Sarah Wagenknecht founded her own party
There’s been speculation about this for months: now the German politician has decided to found a party – and he’s taking a risk.
This could take votes away from the AfD: Sahira Wagenknecht enters the race with a new party
Photo: Keystone
So it should finally start at the beginning of next week. After months of hanging around, Sarah Wagenknecht seems to have decided: she wants to start her own party. She is expected to make the announcement at a federal press conference on Monday, as first reported by Spiegel. Wagenknecht initially did not want to officially confirm or comment on the report. But that probably doesn’t change the fact: within a few days, she and her former party, the Left, will officially become political rivals.
Of course, this competition has existed unofficially for a long time. In recent years, Wagenknecht has been not only the most popular figure on the left, but also its most formidable opponent.
Wagenknecht will first establish an association, “BSW – For Reason and Justice”, which was registered in the register of associations a few weeks ago by people they trust, and is now preparing to found a party that suits their needs. The party’s founding conference is likely to be held at the beginning of next year. This will be in time for you to be able to run on your own list for the first time in the European elections in June 2024.
She always did her own thing
This is evident in the split within the Left Party, which seemed inevitable for some time. Since the party conference was held in Erfurt in June last year at the latest, it was only a matter of time. By then, the last chance to calm the severely deteriorating relationship between the left and the leader of the internal opposition may have passed. However, a clear majority of party members in Erfurt decided in favor of party chairs Janine Fässler and Martin Scherdewan – and thus against the personnel solution that Wagenknecht would have supported.

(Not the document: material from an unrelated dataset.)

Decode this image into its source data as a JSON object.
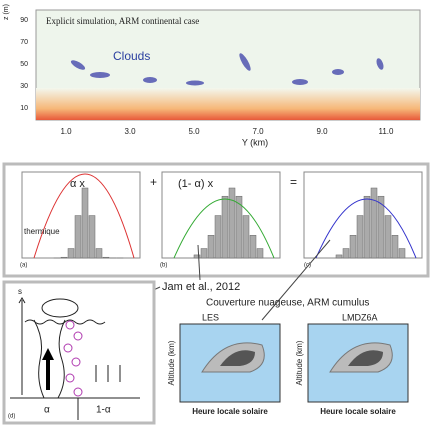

Even in the then newly elected executive committee of the party, no one from their camp was still represented. This is where Wagenknecht’s story of attempts to exclude her and her people began. In Erfurt, where she was not present, a rumor first spread that she would leave the Left and do her own thing.
Somehow, she always did. Sahira Wagenknecht, 54, joined the Socialist Unity Party in 1989, when large numbers of people were leaving the dissolved Unity Party in the German Democratic Republic. As a die-hard young communist, she drove her practical colleagues on the SPD Executive Council to distraction; As leader of the parliamentary group, she opposed the principle of open borders during the so-called refugee crisis of 2015/2016, and therefore also against international solidarity. This is actually sacred among comrades.
When the left was doing relatively well ahead of the 2021 federal election, with some people even dreaming of participating in government, Wagenknecht wrote a bestseller that was little more than an account for his own shop — and dashed all hopes. What has bothered the left most recently is that, unlike the elected leadership, it has had a permanent place on talk shows and has always represented the opposite of the party line. Therefore, some people longed for the day of separation for a long time.
The left relied on Wagenknecht’s popularity to the end
But the full truth also means that the left relied on Wagenknecht’s popularity until the end. Even for the 2021 federal elections, when a break had long been expected, she was again nominated as the top candidate in North Rhine-Westphalia, even though she grew up in Berlin and lived in the Saarland for a long time. However, the party did not believe it could do without the votes it received in the most populous federal state.
Now the two warring parties are almost over. It won’t be easy for either of them to live with themselves. Not for the left, because the split means the end of the Bundestag is in sight. The party may have to reinvent itself as a small group in the Bundestag, and perhaps even as an extra-parliamentary opposition, after the federal election in 2025.
But Wagenknecht also risks her move toward apostasy. In 2018, with the “Get Up” movement, it had already thwarted a secession attempt. If it doesn’t work out again this time, it will likely be the end of her political career.
In the coming weeks until the start of the year and the generally expected founding party conference of the BSW (presumably: the Sahra-Wagenknecht Alliance), there is likely to be painful separatist pressure on both sides. Wagenknecht and her potential colleagues, including former party leader Klaus Ernst and outgoing parliamentary group leader Amira Mohammed Ali, do not want to leave the left faction voluntarily at the moment. So the question will be whether you can get rid of them. But also about whether you want to kick them out, because that will also be the decision about the end of the group.
Meanwhile, there are also party expulsion proceedings underway against Wagenknecht, which could benefit him more than if she voluntarily returned her party register. Because what happens in the coming weeks could also decide whether Sahira Wagenknecht will go down in history as the sole excavator of the left faction. For all the carefully cultivated hostility, that wouldn’t be right for her.